We have the experience to guide you through the power markets
The New Zealand power market has been identified as one of the most volatile commodity markets around. The high levels of volatility exposes both consumers and generators to a high level of risk. At OMF, we provide facilities to help mitigate those risks in an unpredictable market. Since 2011 OMF has been helping generators, retailors, industrial users and speculators alike with their hedging and trading requirements.
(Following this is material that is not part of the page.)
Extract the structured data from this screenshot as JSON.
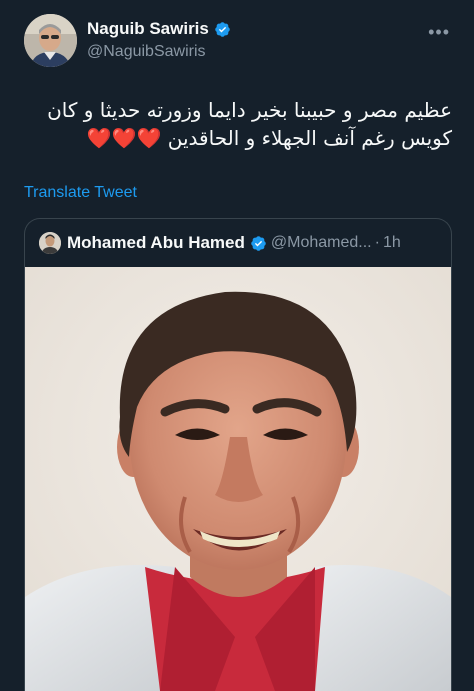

In New Zealand electricity is traded at a wholesale level in the spot market; operating 24 hours a day, seven days a week. This is the market mechanism that facilitates generation of power and consumption of power. OMF provides our customers access to derivative products for the purpose of hedging or speculating expected changes in the underlying spot market. OMF provides direct access to both the over-the-counter (OTC) and Exchange Traded Futures market for the purpose of trading and hedging New Zealand Power markets.
Factors that influence the Electricity market include:
- Seasons - spot prices are on average higher in winter when demand for power increases, and lower in summer
- Daily demand - prices are lower at night when the use of electricity is reduced and higher during the day during morning and evening peaks
- Hydrology - spot prices are impacted when there are droughts, as hydro power generation is reduced and the market needs to look to more expensive generation sources. Approximately 60% of power generation in New Zealand comes from hydro sources, with only a small capacity of storage. If New Zealand were to become solely reliant on hydro power generation, at full capacity there is only enough storage for six weeks’ worth of the country’s electricity needs.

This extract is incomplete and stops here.